Hi Blog. Sakanaka Hidenori, head of the Japan Immigration Policy Institute and author of Nyuukan Senki (his experiences within Japan’s Immigration Bureau), has just had his most recent paper translated into English. Debito.org is proud to feature this paper downloadable in full here, with an excerpt immediately below.
Sakanaka-san has written for Debito.org before, and his 2007 work, “A New Framework for Japan’s Immigration Policies” can be found here. He has taken great efforts to encourage immigration policy within Japan (his prognosis on “Big Japan vs. Small Japan” is worth considering).
Now for his latest, translated by Kalu Obuka. Excerpt, then full download. Arudou Debito in Sapporo
Towards a Japanese-style Immigration Nation
Japan Immigration Policy Institute
Executive Director SAKANAKA Hidenori
Translated by Kalu Obuka
1 Policies towards non-Japanese in a shrinking society 9
2 Robots to the rescue? 11
3 Immigrants will save Japan 13
4 Getting revolutionary immigration policies on the political agenda 16
5 Envisioning a Japanese-style immigration policy 20
6 10 million immigrants: A strategy for building a new Japan 24
7 Immigration policies that develop human resources 30
8 Successful policies towards foreign students,
successful policies towards immigration 34
9 Corporate social responsibility 36
10 Revitalising Japanese farmland with 50,000 immigrants 39
11 Multiethnic societies are “spicy” societies 43
12 The demographic crisis: an opportunity to create a multiethnic nation 45
13 The development of social workers for immigrants is essential 49
14 Japanese language education and multiethnic education 51
15 The Japanese can create a multiethnic society 56
16 50 years later: An illustration of an immigrant nation 58
Full 64-page Word file from
As the population crisis deepens Japanese youth, perhaps due to increasing uncertainty about the future, are in a state of malaise. I hear that the number of Japanese who choose to study overseas has fallen. Indeed it certainly seems as though the number of young people with an interest in the world has dropped, while the number of those who choose to shut themselves up within Japan’s borders has risen. I wonder if in the age of population decline Japan is becoming an insular country.
What can be done to tackle the population crisis and offer hope for a bright future? I believe the answer to that question is to open the doors to immigrants, and entrust our younger generations with the dream of a multiethnic society. This ideal society will stir up the passions of young Japanese. Over several years, my desire to provide a national vision that could captivate young people from Japan, and across the world has culminated in this work. What is presented here is a concept for accepting ten million immigrants over the next fifty years, tackling the problems of our low fertility rate, and rapidly aging population by building a new nation with immigrants.

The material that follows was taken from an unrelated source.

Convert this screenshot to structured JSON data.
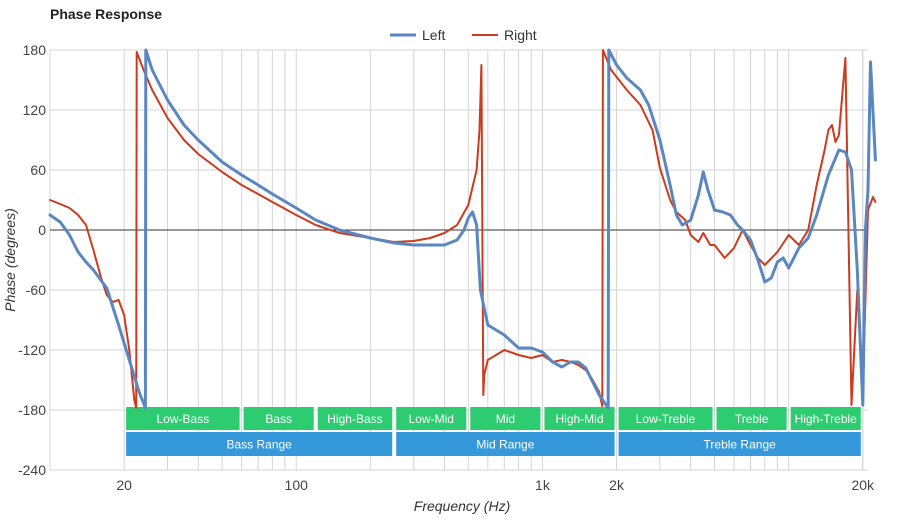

Should this concept be made a reality, we can expect the cooperation of an additional ten million young people, which ought to significantly ease the burden the aging of our population will place on those under thirty. Immigrants will be thought of as comrades by the birth decline generation, who would be forced to drastically adapt to our population crisis. Immigrants will not simply be brought in to rescue us from population crisis however, they are also the driving force that will change us from a country will high levels of homogeneity to a country rich with diversity.
What I most want to emphasise is that we must create a country that can give dreams to immigrants if we are to revive Japan by opening the doors to immigration. My vision has received support from elites in every field who are concerned about the fate of the nation and society. The Japan Immigration Policy Institute was formed as a base from which the work needed to achieve this vision could be carried out.
We are building a new Japan. Working towards a revolution similar to the Meiji Restoration. In order to be successful, this kind of project requires those in their twenties and thirties to rise to action, like Takasugi Shinsaku and Sakamoto Ryoma did during the Bakumatsu period (1853-1868). I am waiting for a Japanese generation X to open up a path to the future.
This book is an immigrant nation manifesto. It will discuss the process of forming Japanese-style immigration policy, and its future prospects, the synthesis of an immigrant nation, the specific mechanisms through which immigrants will be accepted, and a vision of the Japanese immigration nation of the future.
The people I most want to read this book are the immigrants who will work hand in hand with the younger generation to establish a multiethnic society. Should this booklet succeed in acting as a guiding light to a Japanese nation of immigrants, I would be overjoyed.
Executive Director Japan Immigration Policy Institute.